“To był mój najbardziej solidny mecz tutaj” – powiedziała Iga Świątek. W środę w Paryżu liderka światowego rankingu pokonała rozstawioną z numerem 11. amerykańską tenisistkę Jessicę Pegulę 6:3, 6:2 w ćwierćfinale wielkoszlemowego turnieju French Open.
To był 33. z rzędu zwycięski pojedynek 21-letniej raszynianki. Seria ta jest trzecią najdłuższą w kobiecym tenisie od 2000 roku. Dłużej bez porażki pozostawały tylko Amerykanka Venus Williams – 35 i jej siostra Serena – 34.

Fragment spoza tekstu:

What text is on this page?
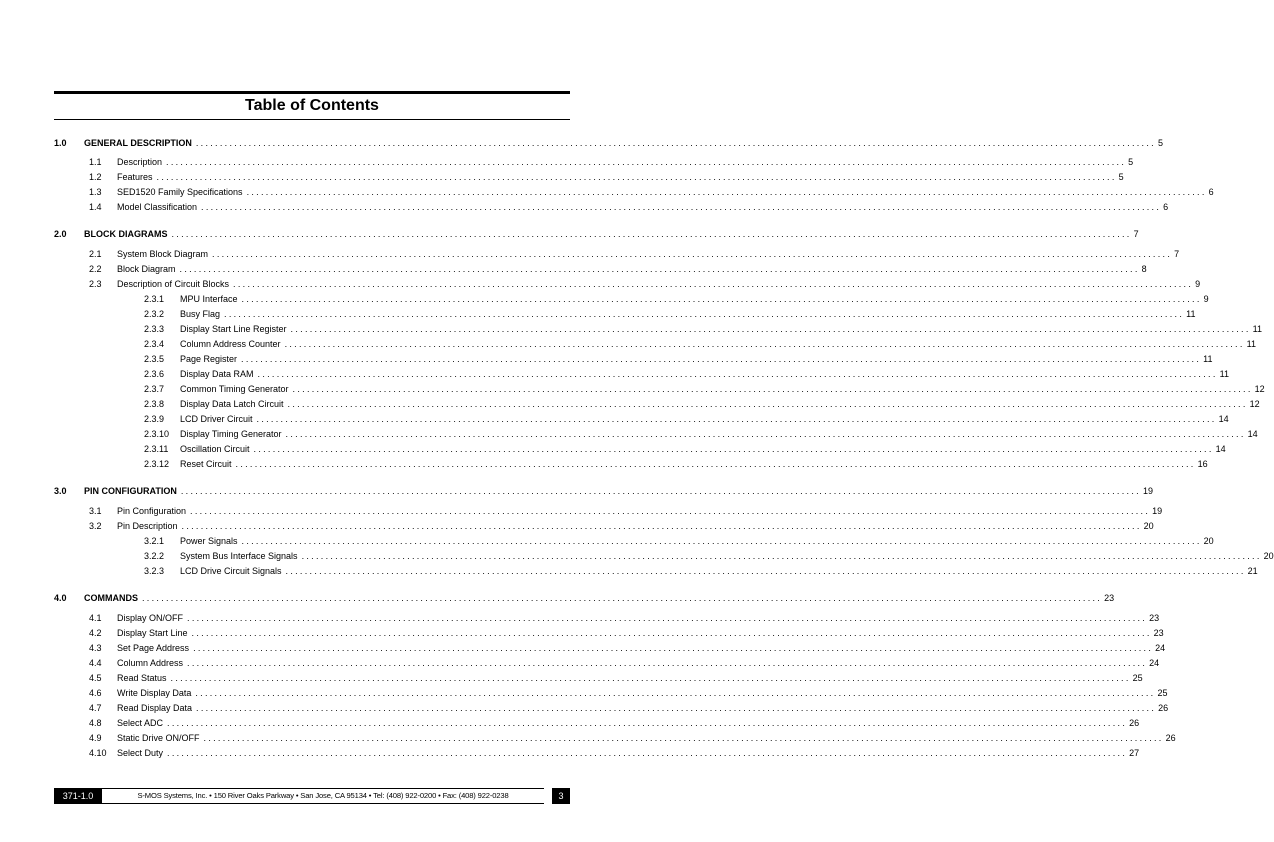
Table of Contents
1.0	GENERAL DESCRIPTION ........................................................................................................................................................................................................ 5
1.1	Description ........................................................................................................................................................................................................ 5
1.2	Features ........................................................................................................................................................................................................ 5
1.3	SED1520 Family Specifications ........................................................................................................................................................................................................ 6
1.4	Model Classification ........................................................................................................................................................................................................ 6
2.0	BLOCK DIAGRAMS ........................................................................................................................................................................................................ 7
2.1	System Block Diagram ........................................................................................................................................................................................................ 7
2.2	Block Diagram ........................................................................................................................................................................................................ 8
2.3	Description of Circuit Blocks ........................................................................................................................................................................................................ 9
2.3.1	MPU Interface ........................................................................................................................................................................................................ 9
2.3.2	Busy Flag ........................................................................................................................................................................................................ 11
2.3.3	Display Start Line Register ........................................................................................................................................................................................................ 11
2.3.4	Column Address Counter ........................................................................................................................................................................................................ 11
2.3.5	Page Register ........................................................................................................................................................................................................ 11
2.3.6	Display Data RAM ........................................................................................................................................................................................................ 11
2.3.7	Common Timing Generator ........................................................................................................................................................................................................ 12
2.3.8	Display Data Latch Circuit ........................................................................................................................................................................................................ 12
2.3.9	LCD Driver Circuit ........................................................................................................................................................................................................ 14
2.3.10	Display Timing Generator ........................................................................................................................................................................................................ 14
2.3.11	Oscillation Circuit ........................................................................................................................................................................................................ 14
2.3.12	Reset Circuit ........................................................................................................................................................................................................ 16
3.0	PIN CONFIGURATION ........................................................................................................................................................................................................ 19
3.1	Pin Configuration ........................................................................................................................................................................................................ 19
3.2	Pin Description ........................................................................................................................................................................................................ 20
3.2.1	Power Signals ........................................................................................................................................................................................................ 20
3.2.2	System Bus Interface Signals ........................................................................................................................................................................................................ 20
3.2.3	LCD Drive Circuit Signals ........................................................................................................................................................................................................ 21
4.0	COMMANDS ........................................................................................................................................................................................................ 23
4.1	Display ON/OFF ........................................................................................................................................................................................................ 23
4.2	Display Start Line ........................................................................................................................................................................................................ 23
4.3	Set Page Address ........................................................................................................................................................................................................ 24
4.4	Column Address ........................................................................................................................................................................................................ 24
4.5	Read Status ........................................................................................................................................................................................................ 25
4.6	Write Display Data ........................................................................................................................................................................................................ 25
4.7	Read Display Data ........................................................................................................................................................................................................ 26
4.8	Select ADC ........................................................................................................................................................................................................ 26
4.9	Static Drive ON/OFF ........................................................................................................................................................................................................ 26
4.10	Select Duty ........................................................................................................................................................................................................ 27
371-1.0	S-MOS Systems, Inc. • 150 River Oaks Parkway • San Jose, CA 95134 • Tel: (408) 922-0200 • Fax: (408) 922-0238	3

“To był mój najbardziej solidny mecz tutaj. Jestem bardzo zadowolona ze swojego występu. Byłam skupiona i nie pozwoliłam Jessice na powrót” – oceniła Świątek.
Podopieczna trenera Tomasza Wiktorowskiego jest triumfatorką French Open z 2020 roku. W obecnym sezonie wygrała już pięć turniejów – w Dausze, Indian Wells, Miami, Stuttgarcie oraz Rzymie.
Kolejną rywalką Polki w stolicy Francji będzie Rosjanka Daria Kasatkina (nr 20.). Ich mecz rozpocznie się w czwartek o godzinie 15.00. (PAP)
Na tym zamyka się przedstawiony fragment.